Я подумывал о том, чтобы написать ему письмо, и даже несколько раз садился с этой целью за стол, но получалось у меня нечто слезливо-сентиментальное. Кто я, в конце концов, чтобы читать кому бы то ни было нотации касательно состояния его души? И я с удрученным стоном бросал перо.
А потом все изменилось — не сразу, конечно; прошло много месяцев, прежде чем я набрался храбрости и принял предложение Судьбы.
Началось все довольно неловко — в июне 1929-го, на приеме, который мой собрат-изгнанник Николя де Гинзбург устроил в своем hôtel particulier[119], стоявшем в пригороде Сен-Жермен.

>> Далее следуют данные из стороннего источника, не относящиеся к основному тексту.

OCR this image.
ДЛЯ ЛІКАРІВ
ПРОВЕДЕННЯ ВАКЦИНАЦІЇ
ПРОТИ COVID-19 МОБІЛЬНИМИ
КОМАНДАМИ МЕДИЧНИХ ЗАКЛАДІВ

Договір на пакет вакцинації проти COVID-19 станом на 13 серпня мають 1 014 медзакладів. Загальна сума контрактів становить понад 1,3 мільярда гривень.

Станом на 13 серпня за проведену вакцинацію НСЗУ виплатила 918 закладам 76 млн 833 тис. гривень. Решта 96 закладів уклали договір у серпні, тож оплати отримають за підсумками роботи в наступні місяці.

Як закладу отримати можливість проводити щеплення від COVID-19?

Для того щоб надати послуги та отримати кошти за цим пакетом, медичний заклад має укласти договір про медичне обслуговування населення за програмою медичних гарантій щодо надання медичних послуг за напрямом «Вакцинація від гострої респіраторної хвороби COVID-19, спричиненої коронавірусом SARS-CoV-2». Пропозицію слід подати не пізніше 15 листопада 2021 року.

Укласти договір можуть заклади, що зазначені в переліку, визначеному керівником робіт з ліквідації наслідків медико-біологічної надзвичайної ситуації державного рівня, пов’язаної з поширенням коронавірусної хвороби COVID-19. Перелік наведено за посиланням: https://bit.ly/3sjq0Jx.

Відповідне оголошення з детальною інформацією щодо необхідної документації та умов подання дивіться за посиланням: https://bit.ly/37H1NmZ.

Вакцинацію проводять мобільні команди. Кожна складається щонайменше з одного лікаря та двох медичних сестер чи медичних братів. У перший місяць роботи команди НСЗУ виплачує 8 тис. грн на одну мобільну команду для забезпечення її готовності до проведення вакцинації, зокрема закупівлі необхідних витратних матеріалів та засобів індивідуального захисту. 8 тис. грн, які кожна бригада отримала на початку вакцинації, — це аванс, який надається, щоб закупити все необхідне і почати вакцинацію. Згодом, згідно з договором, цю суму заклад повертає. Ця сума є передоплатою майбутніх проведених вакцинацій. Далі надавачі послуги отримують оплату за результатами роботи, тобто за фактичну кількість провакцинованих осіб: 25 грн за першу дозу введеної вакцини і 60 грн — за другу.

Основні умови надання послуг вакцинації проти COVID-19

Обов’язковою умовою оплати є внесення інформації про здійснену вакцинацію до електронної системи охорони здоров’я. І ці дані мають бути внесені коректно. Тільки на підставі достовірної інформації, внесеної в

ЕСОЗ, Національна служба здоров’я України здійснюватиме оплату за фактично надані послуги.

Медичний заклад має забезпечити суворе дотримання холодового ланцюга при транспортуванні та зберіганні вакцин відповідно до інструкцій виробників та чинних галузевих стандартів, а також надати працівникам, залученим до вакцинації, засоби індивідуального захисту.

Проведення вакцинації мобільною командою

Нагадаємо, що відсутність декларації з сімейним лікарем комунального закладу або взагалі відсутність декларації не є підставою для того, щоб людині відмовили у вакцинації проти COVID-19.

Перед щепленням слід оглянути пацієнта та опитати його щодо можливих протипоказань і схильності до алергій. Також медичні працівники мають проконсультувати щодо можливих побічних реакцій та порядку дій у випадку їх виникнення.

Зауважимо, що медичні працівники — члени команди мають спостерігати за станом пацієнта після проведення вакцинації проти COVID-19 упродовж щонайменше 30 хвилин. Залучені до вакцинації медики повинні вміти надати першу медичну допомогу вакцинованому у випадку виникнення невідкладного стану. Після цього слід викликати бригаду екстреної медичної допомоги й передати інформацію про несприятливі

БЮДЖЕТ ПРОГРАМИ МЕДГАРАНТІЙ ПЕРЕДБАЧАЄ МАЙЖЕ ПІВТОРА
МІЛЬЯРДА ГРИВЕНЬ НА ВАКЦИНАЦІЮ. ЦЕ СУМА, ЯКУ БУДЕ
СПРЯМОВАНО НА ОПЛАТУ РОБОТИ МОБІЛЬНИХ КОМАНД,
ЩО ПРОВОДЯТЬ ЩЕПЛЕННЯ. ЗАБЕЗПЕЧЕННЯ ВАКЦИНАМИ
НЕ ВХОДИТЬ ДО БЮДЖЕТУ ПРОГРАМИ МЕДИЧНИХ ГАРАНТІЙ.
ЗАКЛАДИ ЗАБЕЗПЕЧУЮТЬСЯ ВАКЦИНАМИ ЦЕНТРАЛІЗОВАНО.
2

Его предусмотрительный отец-еврей за несколько лет до большевицкой катастрофы переместил и капиталы свои, и семью за границу, где богатству Гинзбургов удалось уцелеть даже в то время, когда испарялись состояния куда более основательные. Никки, обожаемый отцом сын и наследник, остроумец, эрудит, обладатель редкостной красоты, обзавелся множеством фантастических друзей и задавал балы-маскарады, которые соперничали с балами Этьена де Бомон. Ему еще предстояло сыграть несколько лет спустя главную роль в дрейеровском «Вампире». В натуре Никки присутствовала и сторона более серьезная — он был одним из самых щедрых покровителей «Русского балета». Собственно, прием, о котором я собираюсь рассказать, и устроен был в честь Дягилева.
Среди прочих на нем присутствовали: княгиня де Ноай; Коко Шанель; знаменитый клоун Грок; молодой американский акробат по имени Барбет, к восторгу публики изображавший на сцене «Casino de Paris» женщину; Жан и Валентина Гюго; художник Бебе Берар, что наверняка взъярило его соперника Павлика, на прием не приглашенного; толстая, полная кипучей энергии Элзи Максвелл, ведшая в одной из американских газет отдел светской хроники; граф Гарри Кесслер, щеголеватый немецкий дипломат, которого сопровождала свита его соотечественников; мой двоюродный брат Ника и еще один композитор, милый и трогательно некрасивый Анри Core.